A viscosidade do óleo da matéria-prima varia entre 20 a 30 milímetros (mm) por segundo. Portanto, acima dos limites permitidos na resolução da ANP, entre 3 e 6 milímetros. Quanto maior a densidade do óleo vegetal menor a velocidade em que o fluído se movimenta no interior do motor. O engenheiro-agronômo da Embrapa Algodão, Liv Soares Severino, diz que a resolução da ANP não exclui o biodiesel feito de mamona no mercado. Conforme ele entende, o relatório indica que não se pode usar o biocombustível feito 100% com essa matéria-prima. Isso pode ser pela densidade do produto, o que tornaria inviável ao uso nos atuais modelos de motores. Para se ter idéia, a viscosidade do óleo diesel é de 3,1 mm por segundo.
“Para usar o produto puro teria que se fabricar um novo tipo de motor”, destacou. O engenheiro afirmou que pesquisadores de Córdoba (Espanha) descobriram uma linhagem de mamona que não tem esse tipo de problema.
Tanto Severino como a fonte reservada do governo são unânimes em dizer que a resolução da ANP em nenhum momento cita o percentual de óleo de mamona que poderia ser usado na mistura do diesel, embora a agência afirme que ele pode ser usado na mistura para a produção do biodiesel.
“É uma resolução inepta. Na prática ela proíbe a comercialização do biodiesel de mamona porque em nenhum momento afirma que pode se misturar o produto”, destacou a fonte reservada. A mesma fonte garante que a mamona é a única matéria-prima que não cabe nas especificações da resolução da ANP. “E as matérias-primas que não atenderem as especificações estarão fora do programa”, diz.

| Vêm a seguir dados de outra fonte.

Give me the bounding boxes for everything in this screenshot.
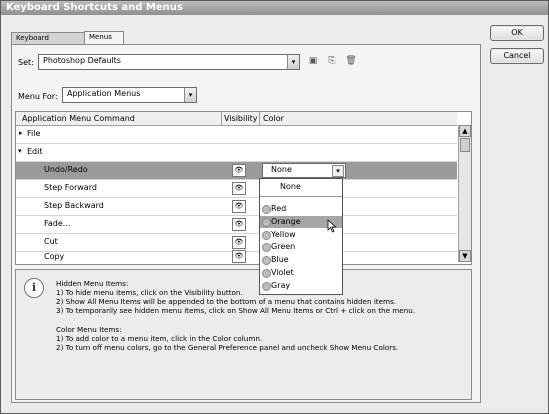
window-title: Keyboard Shortcuts and Menus xyxy=(6,2,183,13)
table-row[interactable]: Step Forward 👁 xyxy=(16,180,457,198)
dropdown-option-none[interactable]: None xyxy=(260,181,342,193)
cancel-button[interactable]: Cancel xyxy=(490,48,544,64)
dropdown-option-green[interactable]: Green xyxy=(260,241,342,253)
dropdown-option-blue[interactable]: Blue xyxy=(260,254,342,266)
menu-for-label: Menu For: xyxy=(18,92,58,101)
table-row[interactable]: Copy 👁 xyxy=(16,250,457,263)
color-swatch-icon xyxy=(262,231,271,240)
column-header-command: Application Menu Command xyxy=(22,114,135,123)
column-divider xyxy=(221,112,222,125)
column-header-visibility: Visibility xyxy=(224,114,258,123)
option-label: Yellow xyxy=(271,230,296,239)
eye-icon[interactable]: 👁 xyxy=(232,200,246,213)
mouse-pointer-icon xyxy=(327,219,337,233)
option-label: Violet xyxy=(271,268,294,277)
scroll-up-icon[interactable]: ▲ xyxy=(459,125,471,137)
menu-divider xyxy=(260,196,342,197)
chevron-down-icon: ▾ xyxy=(184,88,196,102)
set-select[interactable]: Photoshop Defaults ▾ xyxy=(38,54,300,70)
info-line: Color Menu Items: xyxy=(56,325,122,334)
table-row[interactable]: Undo/Redo 👁 xyxy=(16,162,457,180)
info-line: 1) To hide menu items, click on the Visi… xyxy=(56,288,243,297)
group-row-file[interactable]: ▸ File xyxy=(16,126,457,144)
chevron-down-icon: ▾ xyxy=(287,55,299,69)
info-line: 3) To temporarily see hidden menu items,… xyxy=(56,306,416,315)
eye-icon[interactable]: 👁 xyxy=(232,218,246,231)
menu-for-select[interactable]: Application Menus ▾ xyxy=(62,87,197,103)
color-swatch-icon xyxy=(262,218,271,227)
column-divider xyxy=(259,112,260,125)
option-label: None xyxy=(280,182,301,191)
info-icon: i xyxy=(24,278,44,298)
command-label: Fade... xyxy=(44,219,71,228)
info-line: Hidden Menu Items: xyxy=(56,279,129,288)
ok-button[interactable]: OK xyxy=(490,25,544,41)
eye-icon[interactable]: 👁 xyxy=(232,250,246,263)
info-line: 2) To turn off menu colors, go to the Ge… xyxy=(56,343,399,352)
eye-icon[interactable]: 👁 xyxy=(232,236,246,249)
vertical-scrollbar[interactable]: ▲ ▼ xyxy=(458,125,471,262)
menu-command-table: Application Menu Command Visibility Colo… xyxy=(15,111,472,265)
eye-icon[interactable]: 👁 xyxy=(232,164,246,177)
collapse-triangle-icon[interactable]: ▾ xyxy=(18,147,22,155)
table-row[interactable]: Fade... 👁 xyxy=(16,216,457,234)
color-select[interactable]: None ▾ xyxy=(262,163,346,178)
group-row-edit[interactable]: ▾ Edit xyxy=(16,144,457,162)
table-row[interactable]: Step Backward 👁 xyxy=(16,198,457,216)
command-label: Copy xyxy=(44,252,65,261)
menu-for-select-value: Application Menus xyxy=(67,89,141,98)
option-label: Red xyxy=(271,204,287,213)
color-swatch-icon xyxy=(262,282,271,291)
option-label: Green xyxy=(271,242,296,251)
color-dropdown-menu: None Red Orange Yellow Green Blue Violet xyxy=(259,178,343,295)
command-label: Step Backward xyxy=(44,201,104,210)
scroll-down-icon[interactable]: ▼ xyxy=(459,250,471,262)
dropdown-option-red[interactable]: Red xyxy=(260,203,342,215)
tab-menus[interactable]: Menus xyxy=(84,31,124,45)
group-label: Edit xyxy=(27,147,43,156)
color-swatch-icon xyxy=(262,256,271,265)
save-set-icon[interactable]: ▣ xyxy=(307,55,319,67)
color-swatch-icon xyxy=(262,243,271,252)
dropdown-option-gray[interactable]: Gray xyxy=(260,280,342,292)
option-label: Gray xyxy=(271,281,291,290)
set-label: Set: xyxy=(18,58,34,67)
info-line: 1) To add color to a menu item, click in… xyxy=(56,334,263,343)
chevron-down-icon: ▾ xyxy=(332,165,344,177)
option-label: Orange xyxy=(271,217,301,226)
color-swatch-icon xyxy=(262,205,271,214)
eye-icon[interactable]: 👁 xyxy=(232,182,246,195)
delete-set-icon[interactable]: 🗑 xyxy=(345,55,357,67)
save-set-as-icon[interactable]: ⎘ xyxy=(326,55,338,67)
command-label: Cut xyxy=(44,237,58,246)
tab-keyboard-shortcuts[interactable]: Keyboard Shortcuts xyxy=(11,32,87,53)
title-bar: Keyboard Shortcuts and Menus xyxy=(1,1,548,15)
scroll-thumb[interactable] xyxy=(460,138,470,152)
dropdown-option-violet[interactable]: Violet xyxy=(260,267,342,279)
option-label: Blue xyxy=(271,255,289,264)
expand-triangle-icon[interactable]: ▸ xyxy=(19,129,23,137)
info-line: 2) Show All Menu Items will be appended … xyxy=(56,297,397,306)
column-header-color: Color xyxy=(263,114,284,123)
color-swatch-icon xyxy=(262,269,271,278)
set-select-value: Photoshop Defaults xyxy=(43,56,121,65)
table-header: Application Menu Command Visibility Colo… xyxy=(16,112,457,126)
command-label: Undo/Redo xyxy=(44,165,88,174)
command-label: Step Forward xyxy=(44,183,97,192)
info-panel: i Hidden Menu Items: 1) To hide menu ite… xyxy=(15,269,472,400)
dialog-window: Keyboard Shortcuts and Menus OK Cancel K… xyxy=(0,0,549,414)
color-select-value: None xyxy=(271,165,292,174)
group-label: File xyxy=(27,129,41,138)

Neste caso, avalia, quem produzir biodiesel extraído da mamona estará sujeito a fiscalização da ANP e, eventualmente, poderá ter a mercadoria rejeitada no mercado, que certamente poderá ser considera ilegal. “Isso contraria o próprio espírito do programa social do governo que concedeu incentivos fiscais federais no Nordeste para a produção do biodiesel de mamona”, argumenta a fonte. A própria Petrobras tem anunciado investimento no setor. Ambos especialistas descartaram a possibilidade de se reduzir a viscosidade do óleo de mamona no processo industrial.
Ou seja, a redução da viscosidade só é possível via a mistura do produto, o que não é garantido na resolução da ANP.
Óleo atinge especificação, diz MME
O Ministério de Minas e Energia (MME) divulgou, por meio de sua assessoria, que o processo industrial de fabricação de biodiesel consegue trazer ao óleo de mamona a viscosidade exigida pela lei. Mas, para Miguel Biegai Júnior, analista da Safras & Mercado, ainda que se consiga atingir o mesmo nível de viscosidade, esse processo é muito mais trabalhoso – e mais caro – do que para outros óleos.
Além disso, segundo ele, o preço desse óleo vale, em média, o dobro do valor do óleo de soja. A tonelada do óleo de mamona custa em torno de R$ 5 mil, enquanto que, o de soja, próximo de R$ 2,6 mil. O analista acrescenta ainda que o plantio de mamona precisa ser muito incentivado para se tornar uma cultura de grande escala. “O custo de produção é muito alto e o produtor que cultiva não tem garantia de venda, o que não ocorre com soja e milho, que têm muito mais liquidez”, diz Biegai.
Na safra 2004/05, foram produzidas 209 mil toneladas de mamona, volume que caiu para 103 mil no ciclo seguinte. Para a safra 2007/08 a previsão é de atingir 146 mil toneladas, segundo a Conab.